Expert advocates for medical isotope production in U.K.
Image Source: Commissariat à l'Énergie Atomique
Alan Perkins, a medical physicist from the University of Nottingham in England, has warned that the government of the United Kingdom should start producing medical isotopes or "face a dangerous shortage that threatens to compromise patient healthcare."

Perkins, professor of medical physics at the University of Nottingham and president-elect of the British Nuclear Medical Society (BNMS), said that a series of disastrous setbacks in the worldwide production of radionuclides had recently caused disruption to clinical services. Although that crisis has now passed, the time is now to "plan for failure" to ensure the future provision of essential diagnostic imaging procedures for thousands of U.K. patients.

"The medical use of radionuclides is probably the single most beneficial application of atomic and nuclear sciences to mankind. I am advocating further investment in alternative means for producing medical radionuclides for the benefit of patients who desperately need them," Perkins said.

Around 80 percent of clinical nuclear medicine work is dependent on the routine availability of the radioisotope molybdenum-99 (Mo-99).

Ninety-five percent of the world's Mo-99 is produced by five commercial nuclear reactors -- NRU at Chalk River in Canada, HFR at Petten in The Netherlands, BR-2 at Fleurus in Belgium, OSIRIS at Saclay in France and SAFARI-1 at Pelindaba in South Africa.
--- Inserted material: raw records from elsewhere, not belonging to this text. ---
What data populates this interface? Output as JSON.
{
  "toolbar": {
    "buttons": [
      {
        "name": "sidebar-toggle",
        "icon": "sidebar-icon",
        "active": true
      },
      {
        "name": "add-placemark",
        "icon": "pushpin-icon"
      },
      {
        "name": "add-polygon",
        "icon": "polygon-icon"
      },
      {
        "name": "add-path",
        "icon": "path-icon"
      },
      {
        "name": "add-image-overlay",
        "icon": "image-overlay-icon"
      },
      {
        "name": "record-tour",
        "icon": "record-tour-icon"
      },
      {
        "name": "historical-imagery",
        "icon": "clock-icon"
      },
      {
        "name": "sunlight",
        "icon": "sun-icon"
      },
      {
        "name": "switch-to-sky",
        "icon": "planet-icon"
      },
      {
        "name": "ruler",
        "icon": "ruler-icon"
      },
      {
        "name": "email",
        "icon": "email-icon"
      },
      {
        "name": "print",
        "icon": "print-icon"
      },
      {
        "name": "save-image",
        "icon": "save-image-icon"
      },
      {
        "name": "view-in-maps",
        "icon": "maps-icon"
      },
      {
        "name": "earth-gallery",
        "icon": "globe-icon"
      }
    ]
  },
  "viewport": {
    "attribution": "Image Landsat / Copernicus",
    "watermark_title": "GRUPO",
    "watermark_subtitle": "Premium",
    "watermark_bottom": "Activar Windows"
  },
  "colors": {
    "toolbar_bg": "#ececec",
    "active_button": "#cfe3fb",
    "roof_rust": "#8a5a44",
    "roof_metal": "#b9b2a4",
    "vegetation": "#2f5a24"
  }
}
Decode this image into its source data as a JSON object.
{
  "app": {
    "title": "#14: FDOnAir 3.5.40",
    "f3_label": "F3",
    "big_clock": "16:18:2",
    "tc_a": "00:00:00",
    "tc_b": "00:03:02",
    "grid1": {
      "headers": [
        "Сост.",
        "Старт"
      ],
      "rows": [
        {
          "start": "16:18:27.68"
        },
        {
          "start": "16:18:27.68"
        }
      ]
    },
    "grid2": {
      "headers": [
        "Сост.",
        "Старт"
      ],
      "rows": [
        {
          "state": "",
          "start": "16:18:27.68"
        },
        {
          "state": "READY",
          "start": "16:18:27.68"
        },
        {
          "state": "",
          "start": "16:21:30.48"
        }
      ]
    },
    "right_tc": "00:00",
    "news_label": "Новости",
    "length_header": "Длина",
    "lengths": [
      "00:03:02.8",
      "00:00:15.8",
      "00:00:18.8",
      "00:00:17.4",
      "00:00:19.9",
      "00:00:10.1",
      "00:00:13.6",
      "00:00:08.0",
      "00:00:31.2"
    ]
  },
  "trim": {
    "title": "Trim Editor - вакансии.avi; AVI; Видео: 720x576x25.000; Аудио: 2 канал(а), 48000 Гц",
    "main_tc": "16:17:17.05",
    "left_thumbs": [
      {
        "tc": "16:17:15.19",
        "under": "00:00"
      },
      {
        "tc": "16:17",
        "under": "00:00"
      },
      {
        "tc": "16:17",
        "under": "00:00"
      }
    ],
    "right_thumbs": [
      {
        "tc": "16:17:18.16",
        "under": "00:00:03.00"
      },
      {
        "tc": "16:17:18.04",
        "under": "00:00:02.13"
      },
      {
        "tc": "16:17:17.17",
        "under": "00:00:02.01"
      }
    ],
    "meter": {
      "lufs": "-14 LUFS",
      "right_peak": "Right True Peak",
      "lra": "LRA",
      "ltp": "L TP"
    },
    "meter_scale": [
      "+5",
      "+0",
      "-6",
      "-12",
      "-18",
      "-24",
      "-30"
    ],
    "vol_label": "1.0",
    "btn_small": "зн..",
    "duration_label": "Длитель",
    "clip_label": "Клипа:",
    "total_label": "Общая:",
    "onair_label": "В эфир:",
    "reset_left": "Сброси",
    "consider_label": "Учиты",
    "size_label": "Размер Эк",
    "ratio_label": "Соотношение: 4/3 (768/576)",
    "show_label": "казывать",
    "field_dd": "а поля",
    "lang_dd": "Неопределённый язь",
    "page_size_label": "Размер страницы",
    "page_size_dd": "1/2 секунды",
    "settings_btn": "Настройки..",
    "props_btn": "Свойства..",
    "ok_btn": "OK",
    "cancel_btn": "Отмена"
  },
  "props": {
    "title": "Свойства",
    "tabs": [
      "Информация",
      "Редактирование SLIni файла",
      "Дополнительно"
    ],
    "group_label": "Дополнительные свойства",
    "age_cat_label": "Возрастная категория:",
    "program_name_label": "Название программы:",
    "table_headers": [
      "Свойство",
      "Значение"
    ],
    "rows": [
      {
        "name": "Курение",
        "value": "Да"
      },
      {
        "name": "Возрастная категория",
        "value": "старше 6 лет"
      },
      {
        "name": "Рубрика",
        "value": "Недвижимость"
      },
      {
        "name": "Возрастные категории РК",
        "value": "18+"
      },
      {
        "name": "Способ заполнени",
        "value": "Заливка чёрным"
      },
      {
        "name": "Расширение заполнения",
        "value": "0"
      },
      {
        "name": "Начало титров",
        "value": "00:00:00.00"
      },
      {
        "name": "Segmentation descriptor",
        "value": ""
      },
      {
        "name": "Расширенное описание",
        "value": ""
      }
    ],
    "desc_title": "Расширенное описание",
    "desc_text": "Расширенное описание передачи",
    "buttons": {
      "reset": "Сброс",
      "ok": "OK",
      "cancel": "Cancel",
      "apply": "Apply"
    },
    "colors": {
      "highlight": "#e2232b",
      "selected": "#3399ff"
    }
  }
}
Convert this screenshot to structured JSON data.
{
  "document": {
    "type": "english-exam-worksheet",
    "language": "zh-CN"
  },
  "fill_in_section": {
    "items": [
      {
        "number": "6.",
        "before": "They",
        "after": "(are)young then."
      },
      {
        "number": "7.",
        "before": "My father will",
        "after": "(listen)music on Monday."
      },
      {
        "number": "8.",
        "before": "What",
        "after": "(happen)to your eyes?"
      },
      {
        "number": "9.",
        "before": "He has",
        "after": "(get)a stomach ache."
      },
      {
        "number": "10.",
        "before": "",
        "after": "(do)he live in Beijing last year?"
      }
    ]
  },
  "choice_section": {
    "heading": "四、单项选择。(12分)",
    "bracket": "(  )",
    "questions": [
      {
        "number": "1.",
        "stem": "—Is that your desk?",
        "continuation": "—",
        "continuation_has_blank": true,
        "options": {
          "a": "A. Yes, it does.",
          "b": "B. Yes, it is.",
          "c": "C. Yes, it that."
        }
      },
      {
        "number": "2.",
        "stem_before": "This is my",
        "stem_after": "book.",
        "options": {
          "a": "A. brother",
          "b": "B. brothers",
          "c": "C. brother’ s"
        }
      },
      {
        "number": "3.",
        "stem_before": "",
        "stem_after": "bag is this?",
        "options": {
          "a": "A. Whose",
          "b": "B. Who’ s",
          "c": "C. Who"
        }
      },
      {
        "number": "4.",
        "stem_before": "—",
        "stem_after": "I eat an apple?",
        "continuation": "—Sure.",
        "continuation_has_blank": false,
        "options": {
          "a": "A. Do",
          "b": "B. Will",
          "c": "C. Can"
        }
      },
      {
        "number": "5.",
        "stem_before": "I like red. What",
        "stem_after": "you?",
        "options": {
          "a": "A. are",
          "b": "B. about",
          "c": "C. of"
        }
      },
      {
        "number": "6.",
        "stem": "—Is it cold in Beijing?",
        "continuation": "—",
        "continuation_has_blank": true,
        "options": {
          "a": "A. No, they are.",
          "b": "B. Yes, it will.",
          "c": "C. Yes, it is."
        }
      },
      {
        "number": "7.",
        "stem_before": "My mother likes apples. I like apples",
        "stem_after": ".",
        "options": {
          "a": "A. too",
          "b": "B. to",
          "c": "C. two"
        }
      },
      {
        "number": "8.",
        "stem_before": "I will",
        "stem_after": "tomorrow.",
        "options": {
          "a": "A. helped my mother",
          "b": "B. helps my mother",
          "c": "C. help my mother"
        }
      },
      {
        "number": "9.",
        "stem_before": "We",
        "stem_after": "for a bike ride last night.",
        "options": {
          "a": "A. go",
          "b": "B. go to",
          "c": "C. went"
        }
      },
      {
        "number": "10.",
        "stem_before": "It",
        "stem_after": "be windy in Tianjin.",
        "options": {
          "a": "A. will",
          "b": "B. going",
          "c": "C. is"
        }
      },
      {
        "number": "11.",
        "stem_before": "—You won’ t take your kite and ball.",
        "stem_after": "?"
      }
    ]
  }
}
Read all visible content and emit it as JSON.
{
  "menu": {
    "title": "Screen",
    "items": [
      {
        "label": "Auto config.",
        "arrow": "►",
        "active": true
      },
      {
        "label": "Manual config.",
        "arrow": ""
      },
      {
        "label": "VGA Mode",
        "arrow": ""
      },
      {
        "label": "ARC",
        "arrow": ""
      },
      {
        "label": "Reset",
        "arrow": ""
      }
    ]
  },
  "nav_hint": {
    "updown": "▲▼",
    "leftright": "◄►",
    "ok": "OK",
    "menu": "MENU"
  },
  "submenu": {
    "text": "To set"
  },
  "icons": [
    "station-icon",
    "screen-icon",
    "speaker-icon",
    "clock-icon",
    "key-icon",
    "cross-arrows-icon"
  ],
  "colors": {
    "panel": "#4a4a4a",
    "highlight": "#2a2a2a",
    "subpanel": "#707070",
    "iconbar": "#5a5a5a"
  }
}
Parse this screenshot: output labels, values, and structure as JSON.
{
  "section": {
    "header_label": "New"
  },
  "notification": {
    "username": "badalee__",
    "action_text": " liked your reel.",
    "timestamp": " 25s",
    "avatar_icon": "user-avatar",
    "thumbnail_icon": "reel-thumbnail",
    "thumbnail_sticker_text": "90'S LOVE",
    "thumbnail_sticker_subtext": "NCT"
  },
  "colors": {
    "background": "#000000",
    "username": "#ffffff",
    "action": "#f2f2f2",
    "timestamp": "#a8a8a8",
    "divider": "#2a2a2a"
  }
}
The U.K. has no facility of its own for Mo-99 production.

Since January 2007, there have been five periods of serious disruption to supplies, including a month outage at Chalk River to fix safety back-up systems and a six-month shut down of the Petten reactor that began in August 2008 after corroded pipes were discovered in its primary cooling circuit.

"The recent supply disruptions at the end of 2008 and early 2009 have adversely affected patient services in many countries including the U.K., the majority of Europe, the U.S. and Canada and beyond," Perkins said.

"In the U.K., the supply of Mo-99 to some hospital departments was down to 30 percent of normal levels. As a result departments have had to prioritize to make the most effective and efficient use of supplies and ensure that tests were provided for those patients most in need. However, with pressure on hospitals in England to provide tests within six weeks, there has been concern that this may not have happened in all cases and that priority would be decided based on waiting lists and not clinical judgement," he wrote.

Perkins concluded that Britain needs to "seriously consider" investing in its own production facilities to reduce its reliance on the foreign reactors, which are all more than 40 years old and are approaching their time for decommissioning.